Dalam perspektif sosial lingkungan, penggunaan gajah dalam penanganan banjir juga menjadi simbol relasi yang timpang antara manusia dan alam. Ia mencerminkan bagaimana kerusakan ekologis memaksa satwa liar ikut menanggung akibat dari pilihan manusia. Dalam jangka panjang, narasi ini dapat mengaburkan akar masalah dengan memusatkan perhatian pada tindakan reaktif, bukan pada penyebab struktural dari kerusakan lingkungan.
Komitmen untuk melindungi gajah bukan semata soal konservasi satwa. Ia adalah bagian dari upaya lebih luas untuk merawat tata kelola hutan dan keadilan ekologis.

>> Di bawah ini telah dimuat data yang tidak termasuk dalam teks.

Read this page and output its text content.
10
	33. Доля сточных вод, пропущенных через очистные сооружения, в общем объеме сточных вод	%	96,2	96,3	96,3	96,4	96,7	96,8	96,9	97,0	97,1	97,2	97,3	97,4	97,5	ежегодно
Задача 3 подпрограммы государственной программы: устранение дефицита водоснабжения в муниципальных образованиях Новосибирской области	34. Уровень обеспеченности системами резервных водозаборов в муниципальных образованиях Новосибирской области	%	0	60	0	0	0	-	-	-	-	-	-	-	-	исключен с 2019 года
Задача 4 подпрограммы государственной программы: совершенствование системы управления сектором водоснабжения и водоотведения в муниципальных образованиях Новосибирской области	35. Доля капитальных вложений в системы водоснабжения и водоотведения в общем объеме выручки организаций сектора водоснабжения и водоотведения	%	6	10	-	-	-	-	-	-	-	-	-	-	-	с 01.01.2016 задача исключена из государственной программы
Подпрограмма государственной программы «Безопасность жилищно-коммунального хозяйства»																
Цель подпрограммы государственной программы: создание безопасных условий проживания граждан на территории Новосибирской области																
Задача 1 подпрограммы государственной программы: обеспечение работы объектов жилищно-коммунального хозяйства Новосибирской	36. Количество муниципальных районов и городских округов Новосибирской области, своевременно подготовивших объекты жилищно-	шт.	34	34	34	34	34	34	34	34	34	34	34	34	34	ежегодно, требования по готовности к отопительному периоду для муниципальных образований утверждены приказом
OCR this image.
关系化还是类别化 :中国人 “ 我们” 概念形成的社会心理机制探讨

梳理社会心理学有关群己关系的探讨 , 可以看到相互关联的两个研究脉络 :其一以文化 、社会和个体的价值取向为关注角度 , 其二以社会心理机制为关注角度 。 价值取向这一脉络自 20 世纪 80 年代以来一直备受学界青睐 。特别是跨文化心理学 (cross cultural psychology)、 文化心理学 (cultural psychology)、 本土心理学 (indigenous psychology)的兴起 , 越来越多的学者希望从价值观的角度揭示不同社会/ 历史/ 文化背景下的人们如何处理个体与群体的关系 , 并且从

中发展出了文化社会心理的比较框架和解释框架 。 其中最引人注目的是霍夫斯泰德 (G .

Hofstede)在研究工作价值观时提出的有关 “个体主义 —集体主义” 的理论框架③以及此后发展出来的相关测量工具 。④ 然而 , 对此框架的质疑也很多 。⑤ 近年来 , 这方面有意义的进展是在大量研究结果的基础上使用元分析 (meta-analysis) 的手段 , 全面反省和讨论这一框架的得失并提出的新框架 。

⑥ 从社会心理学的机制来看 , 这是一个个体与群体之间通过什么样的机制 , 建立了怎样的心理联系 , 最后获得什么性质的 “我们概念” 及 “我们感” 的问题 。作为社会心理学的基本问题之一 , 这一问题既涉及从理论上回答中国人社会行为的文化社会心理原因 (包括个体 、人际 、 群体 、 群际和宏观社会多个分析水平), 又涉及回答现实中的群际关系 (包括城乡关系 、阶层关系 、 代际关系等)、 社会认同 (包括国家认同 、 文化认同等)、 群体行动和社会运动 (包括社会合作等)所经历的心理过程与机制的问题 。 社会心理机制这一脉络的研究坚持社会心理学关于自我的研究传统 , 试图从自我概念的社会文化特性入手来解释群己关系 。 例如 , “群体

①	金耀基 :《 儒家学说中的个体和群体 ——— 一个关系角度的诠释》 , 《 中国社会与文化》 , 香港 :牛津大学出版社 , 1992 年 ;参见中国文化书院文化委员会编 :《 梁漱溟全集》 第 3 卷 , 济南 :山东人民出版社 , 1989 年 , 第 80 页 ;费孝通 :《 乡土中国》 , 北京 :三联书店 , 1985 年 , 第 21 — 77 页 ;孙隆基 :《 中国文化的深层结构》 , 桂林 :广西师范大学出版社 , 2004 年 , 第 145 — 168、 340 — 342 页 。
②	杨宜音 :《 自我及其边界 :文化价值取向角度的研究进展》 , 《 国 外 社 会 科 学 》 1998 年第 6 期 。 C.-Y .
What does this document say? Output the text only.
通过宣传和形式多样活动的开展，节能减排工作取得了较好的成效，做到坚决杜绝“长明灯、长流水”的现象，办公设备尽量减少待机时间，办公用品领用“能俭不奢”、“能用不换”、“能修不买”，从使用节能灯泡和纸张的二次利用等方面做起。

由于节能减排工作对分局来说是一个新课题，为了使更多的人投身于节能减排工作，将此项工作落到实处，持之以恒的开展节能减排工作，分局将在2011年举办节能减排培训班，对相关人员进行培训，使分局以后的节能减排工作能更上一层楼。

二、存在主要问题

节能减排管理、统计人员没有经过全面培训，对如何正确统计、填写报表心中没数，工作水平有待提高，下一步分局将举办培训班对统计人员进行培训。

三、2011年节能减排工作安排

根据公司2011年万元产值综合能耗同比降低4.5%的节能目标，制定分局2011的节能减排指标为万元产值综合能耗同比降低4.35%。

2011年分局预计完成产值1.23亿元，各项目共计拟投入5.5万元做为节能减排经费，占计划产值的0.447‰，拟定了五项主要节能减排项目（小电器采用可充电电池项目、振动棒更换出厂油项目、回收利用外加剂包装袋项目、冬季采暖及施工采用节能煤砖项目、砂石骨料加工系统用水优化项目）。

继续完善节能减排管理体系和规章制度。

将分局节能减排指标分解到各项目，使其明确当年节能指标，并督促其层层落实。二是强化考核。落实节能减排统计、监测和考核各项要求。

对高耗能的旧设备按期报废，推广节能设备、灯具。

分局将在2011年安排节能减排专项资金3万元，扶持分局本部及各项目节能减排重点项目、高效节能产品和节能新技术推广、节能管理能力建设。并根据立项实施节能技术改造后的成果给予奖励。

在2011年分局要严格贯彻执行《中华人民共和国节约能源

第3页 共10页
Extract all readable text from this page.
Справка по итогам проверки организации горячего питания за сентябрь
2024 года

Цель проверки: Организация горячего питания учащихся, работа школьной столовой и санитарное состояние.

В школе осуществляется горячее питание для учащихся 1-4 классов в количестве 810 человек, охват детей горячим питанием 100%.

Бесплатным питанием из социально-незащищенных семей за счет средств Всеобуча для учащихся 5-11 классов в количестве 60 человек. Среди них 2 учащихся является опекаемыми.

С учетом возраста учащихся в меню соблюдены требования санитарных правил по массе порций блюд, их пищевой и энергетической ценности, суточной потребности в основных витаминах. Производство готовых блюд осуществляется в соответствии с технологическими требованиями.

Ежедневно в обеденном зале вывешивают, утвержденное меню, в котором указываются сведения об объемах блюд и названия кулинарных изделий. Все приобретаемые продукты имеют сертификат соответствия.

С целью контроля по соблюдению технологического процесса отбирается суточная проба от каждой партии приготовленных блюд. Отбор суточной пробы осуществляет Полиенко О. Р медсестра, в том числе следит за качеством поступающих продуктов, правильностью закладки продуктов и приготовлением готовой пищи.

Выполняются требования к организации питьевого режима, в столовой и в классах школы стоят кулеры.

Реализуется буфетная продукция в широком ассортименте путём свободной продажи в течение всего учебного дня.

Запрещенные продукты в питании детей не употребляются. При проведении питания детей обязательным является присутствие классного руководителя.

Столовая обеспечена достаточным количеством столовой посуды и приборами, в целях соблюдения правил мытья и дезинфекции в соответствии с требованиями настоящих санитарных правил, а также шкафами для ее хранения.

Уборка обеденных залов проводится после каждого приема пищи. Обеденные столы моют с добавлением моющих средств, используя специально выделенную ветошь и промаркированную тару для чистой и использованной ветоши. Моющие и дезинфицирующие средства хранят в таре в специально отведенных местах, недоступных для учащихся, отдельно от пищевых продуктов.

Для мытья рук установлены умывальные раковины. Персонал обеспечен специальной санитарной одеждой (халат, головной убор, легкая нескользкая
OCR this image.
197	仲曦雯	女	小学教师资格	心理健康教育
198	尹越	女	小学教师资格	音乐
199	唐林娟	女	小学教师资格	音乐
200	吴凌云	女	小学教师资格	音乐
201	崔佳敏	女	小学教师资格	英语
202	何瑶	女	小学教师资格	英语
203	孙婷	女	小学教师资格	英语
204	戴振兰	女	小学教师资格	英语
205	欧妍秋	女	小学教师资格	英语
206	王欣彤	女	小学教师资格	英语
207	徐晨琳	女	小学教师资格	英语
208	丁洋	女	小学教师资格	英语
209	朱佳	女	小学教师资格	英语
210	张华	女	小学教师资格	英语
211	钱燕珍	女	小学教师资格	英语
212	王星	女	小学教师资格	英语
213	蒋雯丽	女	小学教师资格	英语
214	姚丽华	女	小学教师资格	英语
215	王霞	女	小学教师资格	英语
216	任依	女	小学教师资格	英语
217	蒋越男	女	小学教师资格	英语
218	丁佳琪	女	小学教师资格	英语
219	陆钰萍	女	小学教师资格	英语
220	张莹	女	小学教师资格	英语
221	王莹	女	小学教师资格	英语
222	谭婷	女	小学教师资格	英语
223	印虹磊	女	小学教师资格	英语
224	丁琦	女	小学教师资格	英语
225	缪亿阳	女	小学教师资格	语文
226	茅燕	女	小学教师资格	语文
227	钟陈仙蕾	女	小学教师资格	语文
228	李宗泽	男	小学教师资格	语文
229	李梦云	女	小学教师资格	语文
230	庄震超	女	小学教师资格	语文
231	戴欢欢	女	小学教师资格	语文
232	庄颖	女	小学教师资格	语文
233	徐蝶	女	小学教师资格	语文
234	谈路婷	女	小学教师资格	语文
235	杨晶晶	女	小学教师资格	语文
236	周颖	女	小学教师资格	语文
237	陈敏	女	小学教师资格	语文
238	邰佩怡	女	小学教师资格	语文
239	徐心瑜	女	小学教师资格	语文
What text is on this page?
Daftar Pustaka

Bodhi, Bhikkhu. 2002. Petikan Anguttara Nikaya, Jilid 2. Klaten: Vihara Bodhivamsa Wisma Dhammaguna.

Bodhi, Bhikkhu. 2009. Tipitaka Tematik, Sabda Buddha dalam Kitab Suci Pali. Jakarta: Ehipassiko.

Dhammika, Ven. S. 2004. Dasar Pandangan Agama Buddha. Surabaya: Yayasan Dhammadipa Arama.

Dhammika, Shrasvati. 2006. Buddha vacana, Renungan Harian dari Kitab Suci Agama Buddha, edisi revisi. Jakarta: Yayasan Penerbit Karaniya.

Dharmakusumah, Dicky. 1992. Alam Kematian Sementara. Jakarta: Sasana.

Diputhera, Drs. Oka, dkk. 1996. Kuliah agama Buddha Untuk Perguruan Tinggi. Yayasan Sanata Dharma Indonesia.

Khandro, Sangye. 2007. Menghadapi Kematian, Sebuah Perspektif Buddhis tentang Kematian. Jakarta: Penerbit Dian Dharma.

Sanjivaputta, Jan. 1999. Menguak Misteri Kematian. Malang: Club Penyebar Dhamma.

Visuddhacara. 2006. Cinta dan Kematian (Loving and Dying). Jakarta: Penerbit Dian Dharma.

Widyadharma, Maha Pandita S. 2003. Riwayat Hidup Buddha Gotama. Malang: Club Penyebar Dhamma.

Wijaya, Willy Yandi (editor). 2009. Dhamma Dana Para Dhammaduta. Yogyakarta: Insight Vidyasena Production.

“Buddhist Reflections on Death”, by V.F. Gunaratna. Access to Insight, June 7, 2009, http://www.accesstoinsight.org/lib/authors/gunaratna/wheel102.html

Ketika gajah dipaksa membantu membersihkan puing puing, kita sesungguhnya sedang membaca ulang relasi manusia dan alam dalam keadaan paling rentan. Banjir bandang adalah peringatan keras bahwa kita telah melewati batas batas yang dulu menjadi penyangga keseimbangan. Keterlibatan gajah dalam penanganan bencana adalah cerita tentang ketahanan sekaligus ketidakberdayaan.
Pada akhirnya, nasib gajah Sumatera harus dibaca sebagai cermin kerusakan yang lebih besar. Mereka tidak boleh menjadi korban kedua setelah manusia. Perlu ada keberanian untuk merombak cara kita memandang bencana, tidak hanya sebagai kejadian alam tetapi sebagai akibat dari keputusan pembangunan.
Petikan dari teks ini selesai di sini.